Even making the cupcakes is a lot easier with Eddie. Richie thinks everything is probably easier with Eddie, though he has to admit that following the recipe properly probably has some effect.
“Okay, sweetheart, what colour icing do you want to do?” Eddie asks.
Gab sticks her tongue out the side of her mouth as she thinks.
“She looks like you when she does that,” Eddie says quietly, and Richie starts.
“I didn’t know I did that,” he admits, and Eddie laughs.
“Only when you’re thinking really hard,” he says, then pushes onto his tiptoes to press a kiss against Richie’s lips. “It’s cute.”

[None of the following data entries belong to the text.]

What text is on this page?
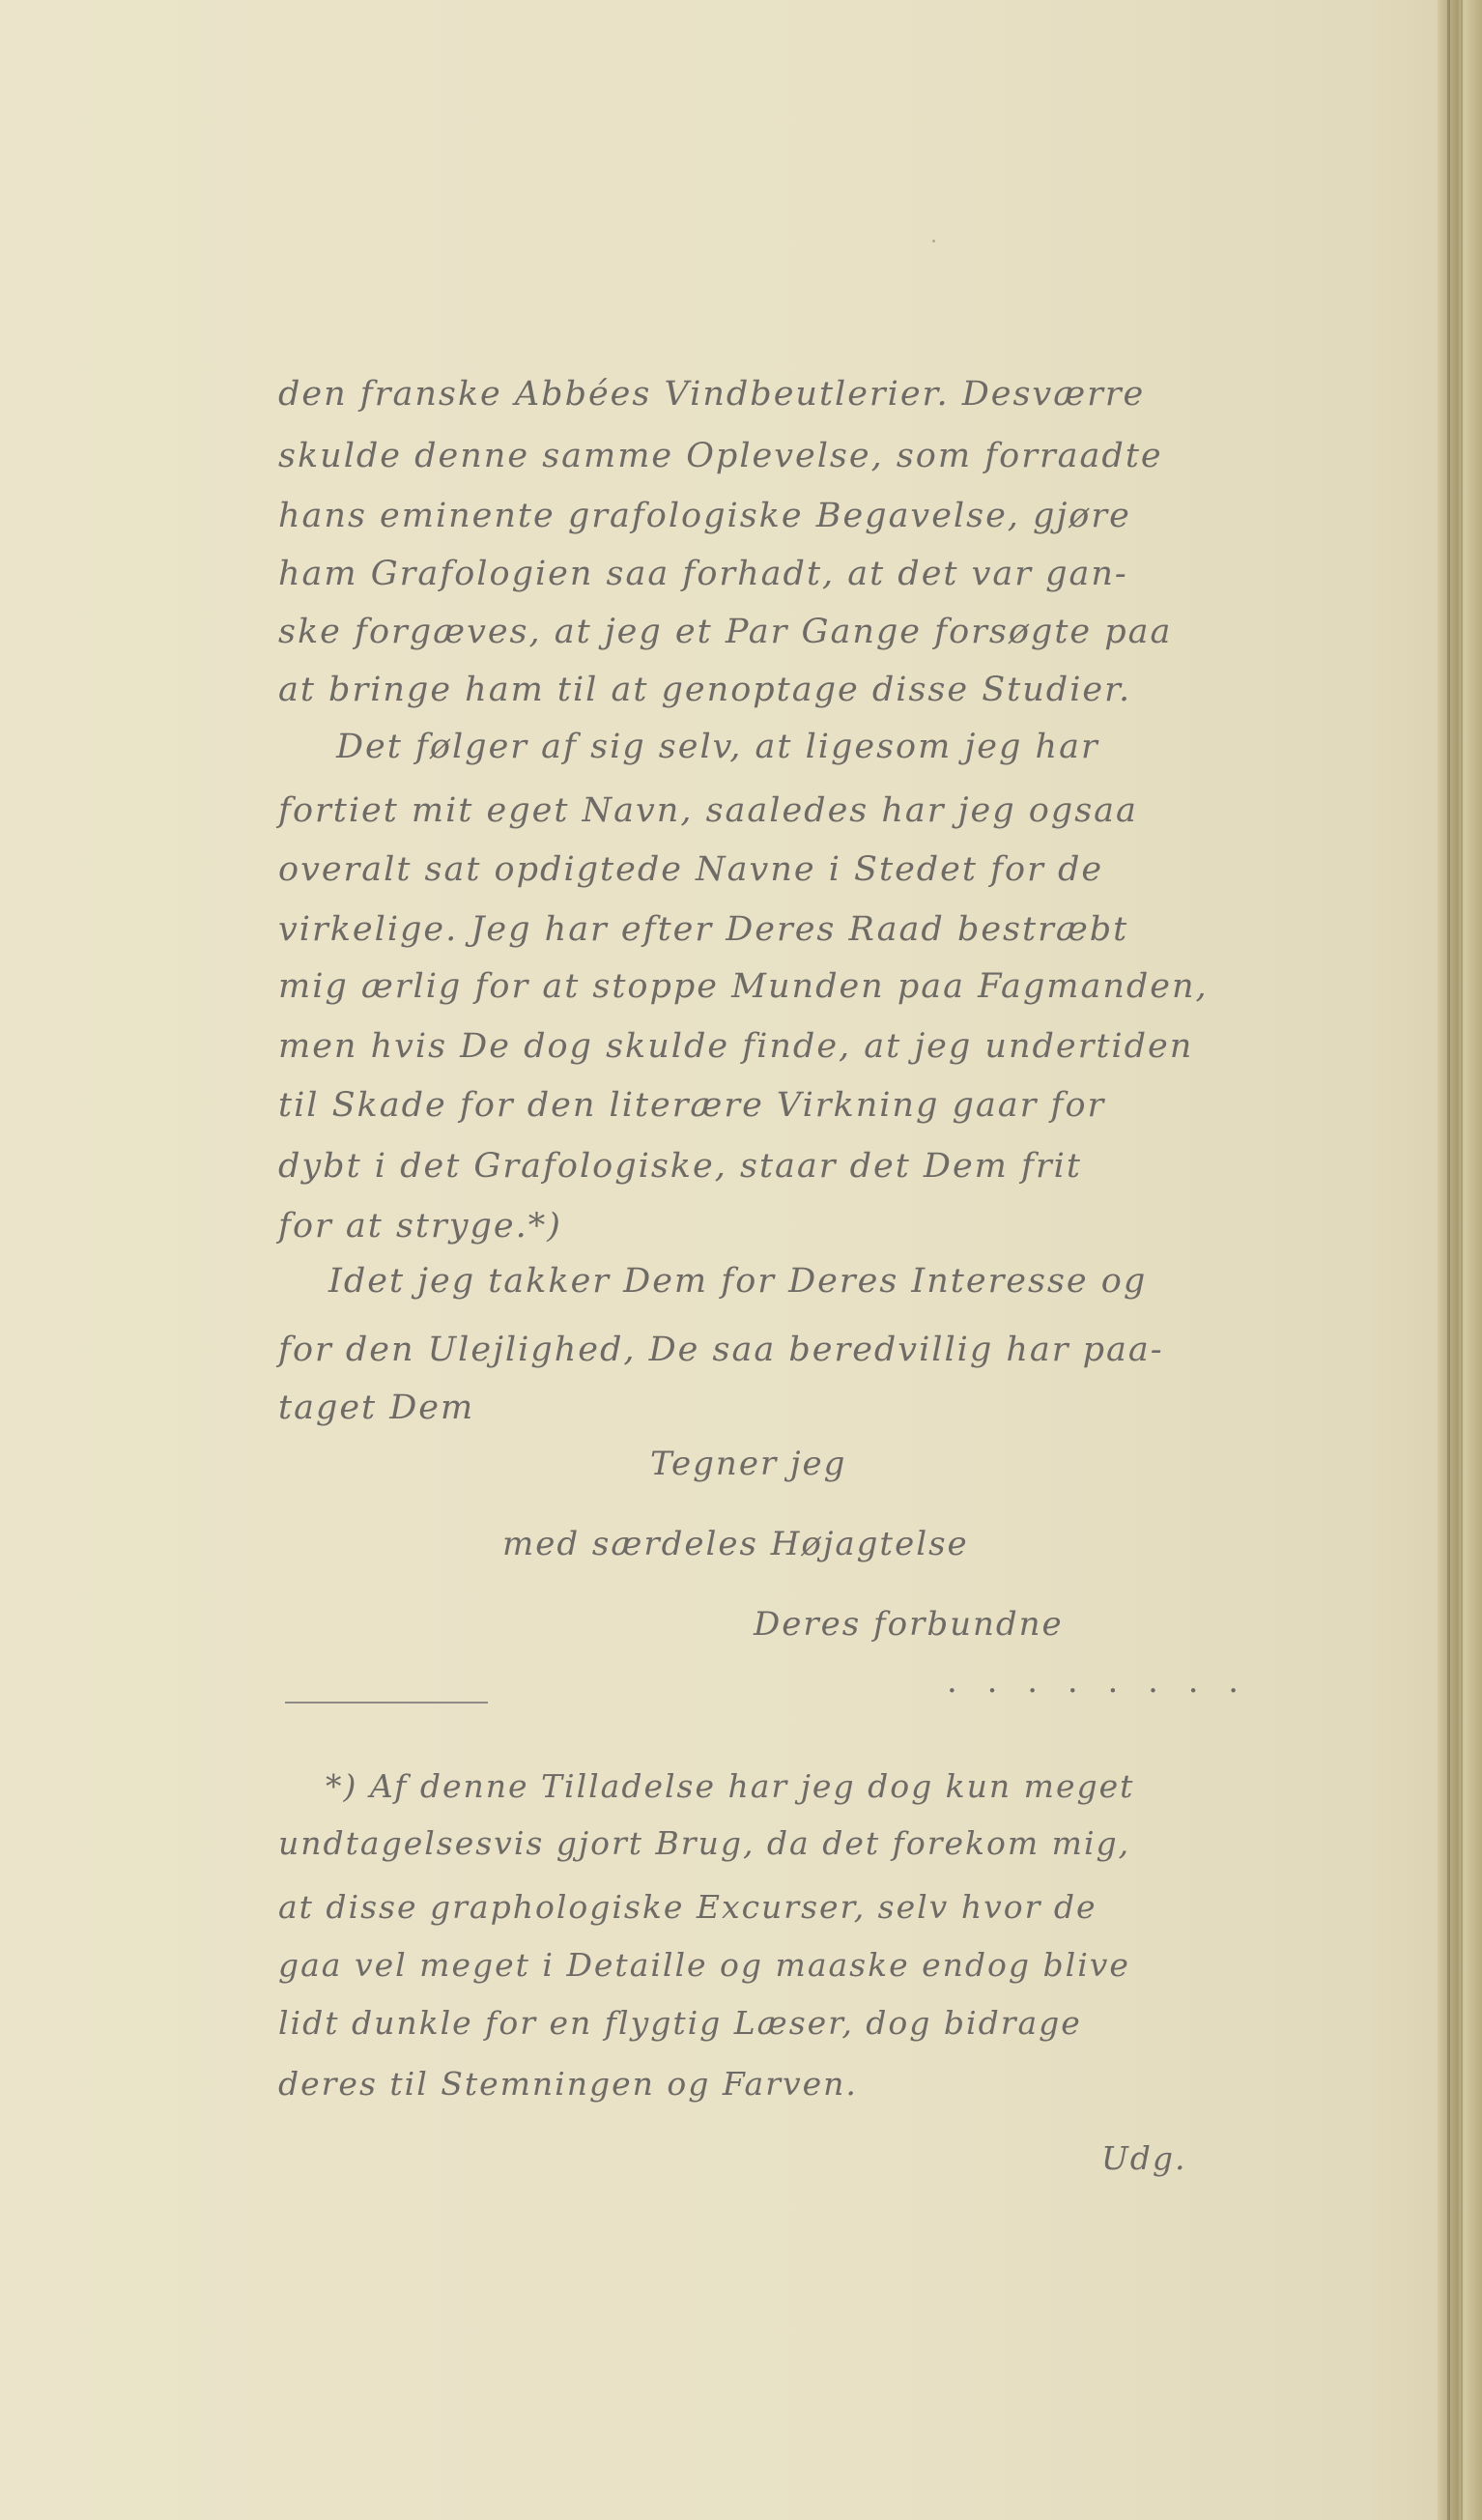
den franske Abbées Vindbeutlerier. Desværre

skulde denne samme Oplevelse, som forraadte

hans eminente grafologiske Begavelse, gjøre

ham Grafologien saa forhadt, at det var gan-

ske forgæves, at jeg et Par Gange forsøgte paa

at bringe ham til at genoptage disse Studier.

Det følger af sig selv, at ligesom jeg har

fortiet mit eget Navn, saaledes har jeg ogsaa

overalt sat opdigtede Navne i Stedet for de

virkelige. Jeg har efter Deres Raad bestræbt

mig ærlig for at stoppe Munden paa Fagmanden,

men hvis De dog skulde finde, at jeg undertiden

til Skade for den literære Virkning gaar for

dybt i det Grafologiske, staar det Dem frit

for at stryge.*)

Idet jeg takker Dem for Deres Interesse og

for den Ulejlighed, De saa beredvillig har paa-

taget Dem

Tegner jeg

med særdeles Højagtelse

Deres forbundne

· · · · · · · ·

*) Af denne Tilladelse har jeg dog kun meget

undtagelsesvis gjort Brug, da det forekom mig,

at disse graphologiske Excurser, selv hvor de

gaa vel meget i Detaille og maaske endog blive

lidt dunkle for en flygtig Læser, dog bidrage

deres til Stemningen og Farven.

Udg.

“Cute, cute, cute!” Gab says, and Eddie looks at her in amusement.
“Where’d you hear that one, Gab?” he asks with a grin.
“Daddy says all your photos are cute, cute, cute,” Gab informs him.
Richie shrugs. “What can I say, Gabs? He’s always been so cute.”
“You’re cuter, though,” Eddie says to Gab, and she beams.
“Okay,” she agrees happily. “Can we do pink?”
And maybe Richie’s never going to be the Peak PTA Parent of Ms Divega’s class, or even just be allowed to bake anything without supervision ever again, but that’s okay. Watching Gab squeeze the piping bag too hard and Eddie lick his fingers of all the excess she got on him, Richie thinks he’s already got everything he needs right here.